Decyzją rządu dzieci szkolne i młodzież uczą się zdalnie, a rodzicom przysługuje dodatkowy zasiłek opiekuńczy. Ewentualny powrót do szkoły planowany jest dopiero po 17 stycznia, i będzie uzależniony od sytuacji epidemiologicznej w kraju. Co będzie dalej z zasiłkiem opiekuńczym po 24 grudnia?
Zasiłek opiekuńczy: czy będzie po 24 grudnia?
Według planów rządu ogłoszonych przez Premiera Morawieckiego, dzieci i młodzież szkolna uczą się zdalnie do 23 grudnia. Po ty okresie następuje w szkolnictwie przerwa świąteczna do 4 stycznia, a po niej, do 17 stycznia 2021 planowane są ferie zimowe – w jednym terminie dla wszystkich.

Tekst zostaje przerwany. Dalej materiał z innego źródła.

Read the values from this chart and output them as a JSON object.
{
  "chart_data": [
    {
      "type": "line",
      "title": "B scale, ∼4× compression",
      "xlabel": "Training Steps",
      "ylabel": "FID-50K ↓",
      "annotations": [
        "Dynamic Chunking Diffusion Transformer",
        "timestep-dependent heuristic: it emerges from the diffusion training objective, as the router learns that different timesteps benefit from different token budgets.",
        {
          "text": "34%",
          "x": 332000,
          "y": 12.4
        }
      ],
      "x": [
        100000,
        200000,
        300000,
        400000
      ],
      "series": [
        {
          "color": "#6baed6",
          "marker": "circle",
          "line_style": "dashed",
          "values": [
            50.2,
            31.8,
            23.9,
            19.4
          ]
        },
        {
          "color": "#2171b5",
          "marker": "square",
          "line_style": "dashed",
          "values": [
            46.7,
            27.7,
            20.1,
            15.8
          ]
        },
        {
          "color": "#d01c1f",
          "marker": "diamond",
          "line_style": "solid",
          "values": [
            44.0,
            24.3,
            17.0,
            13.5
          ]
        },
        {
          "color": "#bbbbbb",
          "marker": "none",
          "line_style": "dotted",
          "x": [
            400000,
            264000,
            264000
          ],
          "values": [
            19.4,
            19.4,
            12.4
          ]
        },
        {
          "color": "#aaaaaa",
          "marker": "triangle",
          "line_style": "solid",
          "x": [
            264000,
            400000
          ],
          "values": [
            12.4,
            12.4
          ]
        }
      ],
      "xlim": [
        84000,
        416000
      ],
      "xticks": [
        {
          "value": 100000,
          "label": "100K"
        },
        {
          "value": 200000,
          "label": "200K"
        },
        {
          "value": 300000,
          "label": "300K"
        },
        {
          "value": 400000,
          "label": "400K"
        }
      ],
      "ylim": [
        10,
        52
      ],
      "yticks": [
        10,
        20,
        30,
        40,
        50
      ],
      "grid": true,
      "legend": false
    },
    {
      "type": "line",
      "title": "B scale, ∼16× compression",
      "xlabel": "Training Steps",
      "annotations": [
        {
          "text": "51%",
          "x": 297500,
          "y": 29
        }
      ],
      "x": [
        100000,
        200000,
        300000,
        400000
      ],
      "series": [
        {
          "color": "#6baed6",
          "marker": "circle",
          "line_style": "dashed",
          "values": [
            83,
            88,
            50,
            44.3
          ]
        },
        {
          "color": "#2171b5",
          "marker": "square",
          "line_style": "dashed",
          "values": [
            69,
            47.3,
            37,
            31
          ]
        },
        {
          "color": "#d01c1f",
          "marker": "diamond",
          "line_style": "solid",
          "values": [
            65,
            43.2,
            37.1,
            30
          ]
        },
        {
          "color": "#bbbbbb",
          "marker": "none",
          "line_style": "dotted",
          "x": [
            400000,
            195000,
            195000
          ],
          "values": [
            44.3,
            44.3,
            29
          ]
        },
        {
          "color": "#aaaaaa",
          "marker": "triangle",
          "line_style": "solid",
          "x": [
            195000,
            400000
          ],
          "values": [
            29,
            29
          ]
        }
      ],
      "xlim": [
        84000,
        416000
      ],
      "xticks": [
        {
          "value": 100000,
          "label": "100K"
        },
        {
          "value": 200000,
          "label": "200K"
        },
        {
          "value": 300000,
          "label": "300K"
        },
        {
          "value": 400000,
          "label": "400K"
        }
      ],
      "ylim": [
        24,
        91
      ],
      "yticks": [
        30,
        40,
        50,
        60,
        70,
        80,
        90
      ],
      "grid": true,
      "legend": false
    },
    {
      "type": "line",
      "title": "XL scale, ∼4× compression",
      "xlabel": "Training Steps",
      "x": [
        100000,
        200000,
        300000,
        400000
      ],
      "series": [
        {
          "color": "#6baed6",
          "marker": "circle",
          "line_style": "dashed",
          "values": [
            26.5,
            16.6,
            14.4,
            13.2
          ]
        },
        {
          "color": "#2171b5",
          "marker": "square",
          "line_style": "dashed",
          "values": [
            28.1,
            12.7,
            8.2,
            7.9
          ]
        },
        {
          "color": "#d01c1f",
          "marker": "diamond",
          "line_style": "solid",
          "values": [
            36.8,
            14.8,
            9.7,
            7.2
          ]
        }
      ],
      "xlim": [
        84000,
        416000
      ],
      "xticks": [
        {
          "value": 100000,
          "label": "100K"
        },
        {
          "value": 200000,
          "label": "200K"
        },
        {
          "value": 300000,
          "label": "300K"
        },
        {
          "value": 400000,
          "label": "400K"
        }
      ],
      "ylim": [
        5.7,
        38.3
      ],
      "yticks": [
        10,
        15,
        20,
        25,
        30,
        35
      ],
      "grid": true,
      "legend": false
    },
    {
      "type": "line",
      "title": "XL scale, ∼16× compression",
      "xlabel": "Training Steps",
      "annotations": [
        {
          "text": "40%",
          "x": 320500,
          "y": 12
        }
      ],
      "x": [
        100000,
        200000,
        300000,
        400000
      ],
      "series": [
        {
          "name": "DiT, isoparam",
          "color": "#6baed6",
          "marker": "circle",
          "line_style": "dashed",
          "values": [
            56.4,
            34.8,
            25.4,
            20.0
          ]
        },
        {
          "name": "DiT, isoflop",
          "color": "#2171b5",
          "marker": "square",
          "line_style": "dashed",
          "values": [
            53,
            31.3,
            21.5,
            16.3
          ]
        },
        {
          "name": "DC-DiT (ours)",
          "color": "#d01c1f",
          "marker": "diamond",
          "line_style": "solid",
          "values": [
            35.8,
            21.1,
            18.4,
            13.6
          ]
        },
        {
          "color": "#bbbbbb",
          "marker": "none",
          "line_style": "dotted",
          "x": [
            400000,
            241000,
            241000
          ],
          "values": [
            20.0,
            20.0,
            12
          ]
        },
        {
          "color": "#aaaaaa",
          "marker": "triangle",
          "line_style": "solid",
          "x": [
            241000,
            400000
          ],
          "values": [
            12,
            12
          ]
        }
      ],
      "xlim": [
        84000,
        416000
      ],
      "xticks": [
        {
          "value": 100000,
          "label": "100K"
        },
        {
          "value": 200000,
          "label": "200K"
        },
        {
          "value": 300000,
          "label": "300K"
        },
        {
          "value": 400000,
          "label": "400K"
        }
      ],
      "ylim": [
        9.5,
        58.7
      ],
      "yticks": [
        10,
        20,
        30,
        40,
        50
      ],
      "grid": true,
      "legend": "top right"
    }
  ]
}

Jak nieoficjalnie dowiedziało się RMF FM, plan rządu jest taki, aby na czas przerwy świąteczno-noworocznej, a także ferii zimowych, dodatkowy zasiłek opiekuńczy został zawieszony.
Rodzice w czasie ferii będą więc zmuszeni korzystać z urlopów lub zapewnić dzieciom inną formę opieki. Dodatkowo prawdopodobnie w tym okresie zostanie opublikowany zakaz wyjazdów, o co już wcześniej apelował Premier Morawiecki. Zakaz ten ma obowiązywać również w czasie Bożego Narodzenia.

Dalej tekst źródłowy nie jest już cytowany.